Policy highlights:

  • This article explores how public regulations shape the composition and behaviour of non-governmental organizatons (NGOs). NGOs often advocate for causes such as human rights, democracy and gender equality, which are able to upset the political status quo. NGOs operating in the Global South often depend on foreign funding. Some governments exploit this role of international funding (disconnect from local publics) and see it as an opportunity to introduce restrictive measures.
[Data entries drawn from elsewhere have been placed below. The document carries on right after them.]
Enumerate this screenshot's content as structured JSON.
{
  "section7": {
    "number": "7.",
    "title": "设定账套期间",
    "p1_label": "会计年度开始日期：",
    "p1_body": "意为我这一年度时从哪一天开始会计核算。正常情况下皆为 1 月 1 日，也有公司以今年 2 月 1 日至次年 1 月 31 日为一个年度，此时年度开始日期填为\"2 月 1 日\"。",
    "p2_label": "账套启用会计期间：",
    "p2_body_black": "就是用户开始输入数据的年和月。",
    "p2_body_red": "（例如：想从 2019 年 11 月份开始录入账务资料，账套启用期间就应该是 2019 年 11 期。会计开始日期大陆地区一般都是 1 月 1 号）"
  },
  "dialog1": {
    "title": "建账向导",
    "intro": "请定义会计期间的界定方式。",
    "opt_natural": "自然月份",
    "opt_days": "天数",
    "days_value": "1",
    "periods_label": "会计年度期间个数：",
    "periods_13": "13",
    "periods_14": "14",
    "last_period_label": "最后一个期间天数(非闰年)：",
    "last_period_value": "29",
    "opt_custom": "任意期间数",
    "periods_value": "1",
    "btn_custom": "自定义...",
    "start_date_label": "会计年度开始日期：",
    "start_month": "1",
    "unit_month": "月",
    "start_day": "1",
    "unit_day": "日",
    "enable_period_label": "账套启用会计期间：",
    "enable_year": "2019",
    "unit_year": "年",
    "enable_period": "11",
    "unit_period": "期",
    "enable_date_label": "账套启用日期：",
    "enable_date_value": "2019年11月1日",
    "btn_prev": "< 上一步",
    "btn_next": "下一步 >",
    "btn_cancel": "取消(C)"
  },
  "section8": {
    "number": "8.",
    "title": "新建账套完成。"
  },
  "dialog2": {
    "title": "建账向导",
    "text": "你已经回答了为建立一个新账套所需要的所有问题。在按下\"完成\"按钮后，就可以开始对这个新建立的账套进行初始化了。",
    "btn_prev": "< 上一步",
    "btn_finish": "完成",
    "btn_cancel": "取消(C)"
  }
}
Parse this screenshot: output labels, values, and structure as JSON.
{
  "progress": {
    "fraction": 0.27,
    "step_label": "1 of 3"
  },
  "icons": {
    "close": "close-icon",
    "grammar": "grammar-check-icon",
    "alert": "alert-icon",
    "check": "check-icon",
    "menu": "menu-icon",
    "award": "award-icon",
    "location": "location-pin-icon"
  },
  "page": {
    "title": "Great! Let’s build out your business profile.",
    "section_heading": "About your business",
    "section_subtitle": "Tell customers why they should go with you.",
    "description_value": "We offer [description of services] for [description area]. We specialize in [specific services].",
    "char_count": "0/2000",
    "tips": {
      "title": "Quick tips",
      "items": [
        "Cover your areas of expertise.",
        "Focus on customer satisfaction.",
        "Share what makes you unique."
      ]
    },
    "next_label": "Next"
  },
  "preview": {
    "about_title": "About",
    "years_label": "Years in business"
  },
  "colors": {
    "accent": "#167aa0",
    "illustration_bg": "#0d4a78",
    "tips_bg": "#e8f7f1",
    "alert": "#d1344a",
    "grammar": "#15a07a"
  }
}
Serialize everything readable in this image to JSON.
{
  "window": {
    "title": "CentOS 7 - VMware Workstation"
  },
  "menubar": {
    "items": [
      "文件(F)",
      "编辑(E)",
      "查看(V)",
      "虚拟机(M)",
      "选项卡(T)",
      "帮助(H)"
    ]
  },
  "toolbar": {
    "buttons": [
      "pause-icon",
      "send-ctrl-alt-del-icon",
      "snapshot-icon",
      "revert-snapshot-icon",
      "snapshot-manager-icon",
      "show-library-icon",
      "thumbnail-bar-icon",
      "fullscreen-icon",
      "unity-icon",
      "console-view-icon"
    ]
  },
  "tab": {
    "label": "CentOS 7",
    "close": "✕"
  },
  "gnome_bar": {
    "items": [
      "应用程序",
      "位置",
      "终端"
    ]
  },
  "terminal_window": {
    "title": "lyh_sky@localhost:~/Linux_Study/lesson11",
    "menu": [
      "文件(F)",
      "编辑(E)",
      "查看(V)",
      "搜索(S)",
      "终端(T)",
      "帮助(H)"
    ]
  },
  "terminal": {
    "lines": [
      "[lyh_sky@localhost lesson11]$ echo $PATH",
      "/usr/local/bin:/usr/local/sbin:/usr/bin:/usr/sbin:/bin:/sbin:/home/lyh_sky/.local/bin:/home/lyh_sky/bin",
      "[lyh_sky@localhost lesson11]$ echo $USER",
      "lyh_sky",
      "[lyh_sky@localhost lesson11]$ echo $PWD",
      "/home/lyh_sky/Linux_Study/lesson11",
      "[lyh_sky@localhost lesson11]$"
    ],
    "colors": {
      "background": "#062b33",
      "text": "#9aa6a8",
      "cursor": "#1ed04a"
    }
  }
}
  • The capacity and desire of states to regulate NGOs has become increasingly apparent. This is evident in Ethiopia where recent legislation prohibits foreign-funded NGOs from working on politically sensitive issues. Since 2010, only Ethiopian-originated charities and societies with budgets that are at least 90% locally-sourced can work on subjects such as human rights, democracy and national equality. Other measures for NGOs are that they cannot spend more than 30% of their budget on administration, they cannot receive anonymous donations and they are obliged to register every 3 years.
  • As an effect to this law, Ethiopia’s NGO sector has changed dramatically. The number of federally registered and international NGOs dropped by 45% in 2011. Many single-issued human rights groups and ‘briefcase NGOs’ (NGOs which only exist on paper) closed down. Several INGOs, generalist and multiple-issue local NGOs survived, although many have changed their activities. Most of them survived by making internal changes like ‘rebranding’ their activities, vision and mission—including human rights as ‘development’ or ‘service provision’. Other NGOs engaged in restructuring, which was a costlier compliance effort, and changed their focus to less controversial topics such as socio-economic services to the poor, research and training of other NGOs.
  • Some NGOs mobilized transnational allies and groups to fight the new regulations but this was with limited success. Legitimatization of the NGOs is limited and there is weak local support for the rights-based organizations. Also, many donors remained supportive because they are appreciative of the focus on development by the Ethiopian government. Geopolitics also played a role; Ethiopia has always been a stable ally.
  • Recommendations for policymakers are to pay attention to the role of the state in defining the political space afforded to the NGOs, look critically at what extent local NGOs are indeed embedded in local society and critically examine the resource allocation of NGOs in the Global South, including the role of northern donors.